2. HIIT can significantly improve insulin sensitivity. When women with moderately elevated blood pressure swam intensely in 6 to 10 30-second intervals 3 times a week for 15 weeks, they saw an increase in their insulin sensitivity by 22%. In contrast, the women who swam continuously for 1 hour at low intensity saw no change at all. This sensitivity boost is shown to last for up to 24-48 hours even after just one single exercise session.
3. HIIT is an efficient way to burn fat. Overweight men who sprinted for 8 seconds and then rested for 12 seconds for a total of 20 minutes, 3 times per week for 12 weeks, saw a reduction of total fat mass by 4.4 lb, and a 17% drop in visceral fat within the first 6 weeks. This matters because visceral fat is the dangerous type of fat found around the abdomen that is most associated with heart disease risk.
4. HIIT can do wonders for your mental health. All exercise can go a long way in helping us to maintain emotional balance, but exercising intensely is shown to be especially powerful when it comes to making us feel good.

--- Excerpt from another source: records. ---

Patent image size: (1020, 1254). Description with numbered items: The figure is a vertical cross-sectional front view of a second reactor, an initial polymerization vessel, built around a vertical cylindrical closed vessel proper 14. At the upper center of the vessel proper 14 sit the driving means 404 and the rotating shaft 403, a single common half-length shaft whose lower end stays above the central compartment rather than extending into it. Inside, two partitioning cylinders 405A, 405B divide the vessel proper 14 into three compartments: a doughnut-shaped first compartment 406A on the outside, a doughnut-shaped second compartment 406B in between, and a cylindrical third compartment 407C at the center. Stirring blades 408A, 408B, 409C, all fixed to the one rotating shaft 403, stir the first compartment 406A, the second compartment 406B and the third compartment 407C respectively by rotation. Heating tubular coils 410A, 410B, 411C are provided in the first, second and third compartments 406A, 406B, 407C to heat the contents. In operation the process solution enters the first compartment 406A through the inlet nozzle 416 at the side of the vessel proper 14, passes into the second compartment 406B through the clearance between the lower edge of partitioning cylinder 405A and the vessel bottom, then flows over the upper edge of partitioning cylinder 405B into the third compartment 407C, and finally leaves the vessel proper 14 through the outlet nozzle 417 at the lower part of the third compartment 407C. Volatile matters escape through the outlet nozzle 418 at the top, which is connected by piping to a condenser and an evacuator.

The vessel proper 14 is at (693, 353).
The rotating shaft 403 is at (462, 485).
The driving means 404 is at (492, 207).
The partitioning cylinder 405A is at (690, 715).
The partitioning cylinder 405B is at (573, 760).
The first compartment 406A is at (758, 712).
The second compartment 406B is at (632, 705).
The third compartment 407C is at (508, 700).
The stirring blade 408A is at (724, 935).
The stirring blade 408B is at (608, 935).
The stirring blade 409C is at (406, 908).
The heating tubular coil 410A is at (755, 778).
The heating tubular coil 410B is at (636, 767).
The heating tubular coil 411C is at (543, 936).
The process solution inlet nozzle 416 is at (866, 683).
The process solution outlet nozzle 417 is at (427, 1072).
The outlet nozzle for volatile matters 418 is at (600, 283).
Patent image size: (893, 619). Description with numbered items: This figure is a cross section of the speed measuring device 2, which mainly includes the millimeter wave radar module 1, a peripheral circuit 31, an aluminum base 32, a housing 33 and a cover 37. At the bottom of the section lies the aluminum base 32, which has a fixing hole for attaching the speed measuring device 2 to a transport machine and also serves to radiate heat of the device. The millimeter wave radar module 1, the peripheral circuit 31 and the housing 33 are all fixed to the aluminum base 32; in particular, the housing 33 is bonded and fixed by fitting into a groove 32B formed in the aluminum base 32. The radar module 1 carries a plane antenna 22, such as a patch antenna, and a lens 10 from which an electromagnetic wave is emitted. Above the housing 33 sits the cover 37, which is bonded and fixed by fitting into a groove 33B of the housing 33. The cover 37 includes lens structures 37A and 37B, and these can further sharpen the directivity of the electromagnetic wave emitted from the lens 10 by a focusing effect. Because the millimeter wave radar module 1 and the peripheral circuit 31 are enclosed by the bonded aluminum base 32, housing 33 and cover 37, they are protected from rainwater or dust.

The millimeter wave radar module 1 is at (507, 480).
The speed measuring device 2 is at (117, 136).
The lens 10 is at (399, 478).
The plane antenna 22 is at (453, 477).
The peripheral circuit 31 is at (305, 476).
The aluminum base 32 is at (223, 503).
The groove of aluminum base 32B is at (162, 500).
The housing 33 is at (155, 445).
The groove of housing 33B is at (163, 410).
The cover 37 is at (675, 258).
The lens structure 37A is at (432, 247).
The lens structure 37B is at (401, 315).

HIIT participants appear to enjoy a better ability to concentrate, more alertness, a boosted sense of confidence, and a decrease in symptoms of depression and anxiety.
A word about HIIT before you begin
If you are brand new or not very experienced with exercise, jumping into HIIT may not be the right choice. It is often best to first build up your fitness level to prevent getting injured. Before you begin a new HIIT routine, speak with your healthcare provider to make sure that a high-intensity regimen is safe for you. Of course, any physical activity is great for your health, so keep moving your body whether intensely or not.